Le docteur Xavier Dor, victime du Covid-19, est mort le 4 avril. Inlassable défenseur des enfants à naître, son combat, toujours pacifique, était avant tout animé par sa foi.
Xavier Dor est né à Marseille le 30 janvier 1929. Durant ses études de médecine effectuées à Paris, il s’est spécialisé en pédiatrie et, en 1962, il a soutenu une thèse de médecine sur les liens possibles entre la choré-athétose, une maladie neurologique infantile, et la maladie de Parkinson. De 1962 à 1968, il fut chef du service pédiatrique à l’hôpital central d’Abidjan, en Côte d’Ivoire. Rentré en France en 1968, il poursuivit des recherches qui lui permirent de devenir chef de travaux en anatomie et organogenèse en 1975 et d’obtenir un doctorat ès sciences en 1979. Dans le même temps il exerça à l’hôpital de la Pitié-Salpêtrière, de 1975 à 1995.
Avant-même le vote de la loi Veil qui légalisa l’avortement, l’association Laissez-les vivre avait été fondée, en 1971, pour informer sur la réalité des avortements alors clandestins et venir en aide aux futures mères. Le docteur Dor avait participé à plusieurs réunions et manifestations organisées par l’association. En 1981, avait été fondée l’association Mère de Miséricorde, pour venir en aide, par l’écoute, la prière et le jeûne, aux femmes tentées par l’avortement ou ayant déjà avorté. L’année suivante était créée l’Association pour l’objection de conscience à toute participation à l’avortement (AOCPA), mouvement non-confessionnel qui se donnait notamment pour but d’« informer le grand public, les responsables politiques, les médias et les militants pro-vie sur les pratiques qui portent atteinte à la vie ou à la dignité de l’être humain non encore né ».

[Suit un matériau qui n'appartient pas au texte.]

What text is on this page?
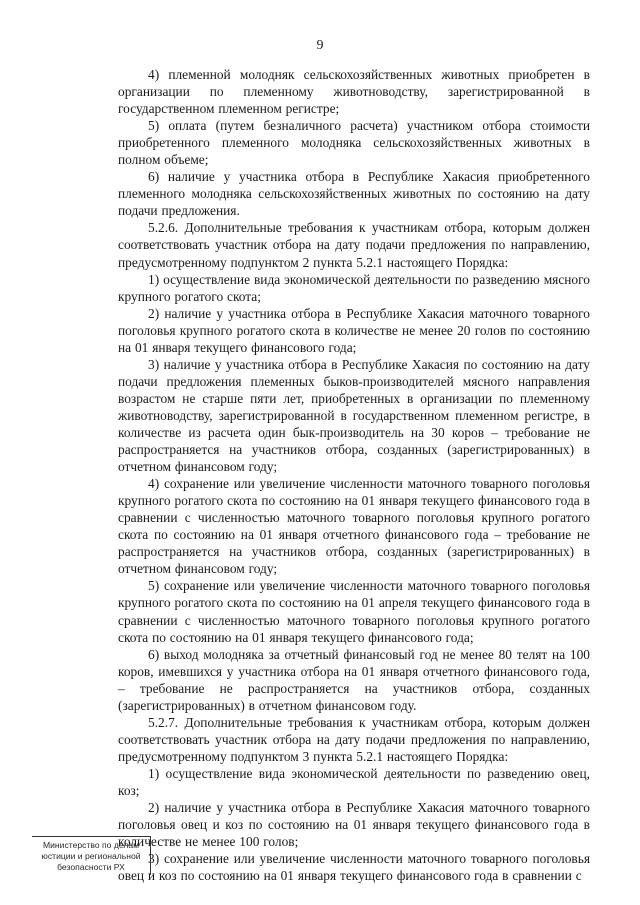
9

4) племенной молодняк сельскохозяйственных животных приобретен в организации по племенному животноводству, зарегистрированной в государственном племенном регистре;

5) оплата (путем безналичного расчета) участником отбора стоимости приобретенного племенного молодняка сельскохозяйственных животных в полном объеме;

6) наличие у участника отбора в Республике Хакасия приобретенного племенного молодняка сельскохозяйственных животных по состоянию на дату подачи предложения.

5.2.6. Дополнительные требования к участникам отбора, которым должен соответствовать участник отбора на дату подачи предложения по направлению, предусмотренному подпунктом 2 пункта 5.2.1 настоящего Порядка:

1) осуществление вида экономической деятельности по разведению мясного крупного рогатого скота;

2) наличие у участника отбора в Республике Хакасия маточного товарного поголовья крупного рогатого скота в количестве не менее 20 голов по состоянию на 01 января текущего финансового года;

3) наличие у участника отбора в Республике Хакасия по состоянию на дату подачи предложения племенных быков-производителей мясного направления возрастом не старше пяти лет, приобретенных в организации по племенному животноводству, зарегистрированной в государственном племенном регистре, в количестве из расчета один бык-производитель на 30 коров – требование не распространяется на участников отбора, созданных (зарегистрированных) в отчетном финансовом году;

4) сохранение или увеличение численности маточного товарного поголовья крупного рогатого скота по состоянию на 01 января текущего финансового года в сравнении с численностью маточного товарного поголовья крупного рогатого скота по состоянию на 01 января отчетного финансового года – требование не распространяется на участников отбора, созданных (зарегистрированных) в отчетном финансовом году;

5) сохранение или увеличение численности маточного товарного поголовья крупного рогатого скота по состоянию на 01 апреля текущего финансового года в сравнении с численностью маточного товарного поголовья крупного рогатого скота по состоянию на 01 января текущего финансового года;

6) выход молодняка за отчетный финансовый год не менее 80 телят на 100 коров, имевшихся у участника отбора на 01 января отчетного финансового года, – требование не распространяется на участников отбора, созданных (зарегистрированных) в отчетном финансовом году.

5.2.7. Дополнительные требования к участникам отбора, которым должен соответствовать участник отбора на дату подачи предложения по направлению, предусмотренному подпунктом 3 пункта 5.2.1 настоящего Порядка:

1) осуществление вида экономической деятельности по разведению овец, коз;

2) наличие у участника отбора в Республике Хакасия маточного товарного поголовья овец и коз по состоянию на 01 января текущего финансового года в количестве не менее 100 голов;

3) сохранение или увеличение численности маточного товарного поголовья овец и коз по состоянию на 01 января текущего финансового года в сравнении с

Министерство по делам
юстиции и региональной
безопасности РХ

En octobre 1986, le docteur Dor prend l’initiative d’une action différente. Une certaine presse a dit, et répété à l’occasion de son décès, que le docteur Dor fut l’initiateur en France des « commandos anti-IGV ». L’expression « commando » ne correspond pas aux actions qu’il a menées. Il a toujours insisté sur leur caractère « pacifique ». L’association SOS Tout-Petits, qu’il crée alors avec quatre amis, s’est donnée pour but, dès de départ, d’intervenir « à l’endroit même où la loi est appliquée : les centres d’avortement », soit à l’intérieur, soit à l’extérieur, avec pour seule arme la prière et, quand elle est possible, la discussion.
La première « opération », selon l’expression qu’employait le Dr Dor, eut lieu à l’hôpital Tenon, à Paris, le 10 janvier 1987 ; opération volontairement médiatisée, deux photographies de presse accompagnaient la quarantaine de manifestants. Les opérations se sont succédé dans différents établissements de Paris et de province, suivies souvent de poursuites judiciaires et de condamnations. La première peine fut prononcée le 30 mai 1994 par la 11e Chambre de la Cour d’Appel de Paris (1 mois de prison avec sursis et 5000 F d’amende) pour une intervention à la Maternité des Lilas le 16 mai 1992.
Le 27 janvier 1993, Véronique Neiertz, secrétaire d’État aux Droits des femmes, a fait modifier le Code de la santé publique, pour délictualiser « le fait d’empêcher ou de tenter d’empêcher une interruption volontaire de grossesse ». Les condamnations contre le Dr Dor et d’autres manifestants pro-vie se multiplièrent, même lorsqu’ils n’intervenaient pas dans les centres d’avortement mais à proximité. Sans entrer dans le détail des onze condamnations judiciaires endurées par le Dr Dor, on rappellera seulement le mois d’emprisonnement que, presque septuagénaire et sa vue s’affaiblissant de jour en jour, il subit en décembre 1997.
Il avait tenté, en vain, d’obtenir le droit d’asile à la nonciature de Paris. En revanche, le 27 juillet 1998, il put rencontrer Jean-Paul II à Castel Gandolfo. Le pape avait déjà reçu et lu le livre qu’il avait publié quelques mois plus tôt pour témoigner de son engagement (1). Le pape l’encouragea et le bénit : « Vous êtes courageux. Continuez votre bonne bataille. »
Ces paroles avaient réconforté le Docteur Dor. Il a toujours considéré que l’avortement était « la révolte par excellence » contre Dieu. Dans les manifestations de SOS Tout-Petits, les tracts, les banderoles, les affiches contre l’avortement n’allaient jamais sans la prière (les Rosaires pour la vie). Et c’est dans la foi et les sacrements que le docteur Dor trouvait la force de son action. En semaine, tous les matins, il allait à la messe de la chapelle des Lazaristes, rue de Sèvres.
Yves Chiron
(1) Xavier Dor, Le Crime contre Dieu, Éditions de Chiré, 2016 (2e édition révisée et complétée).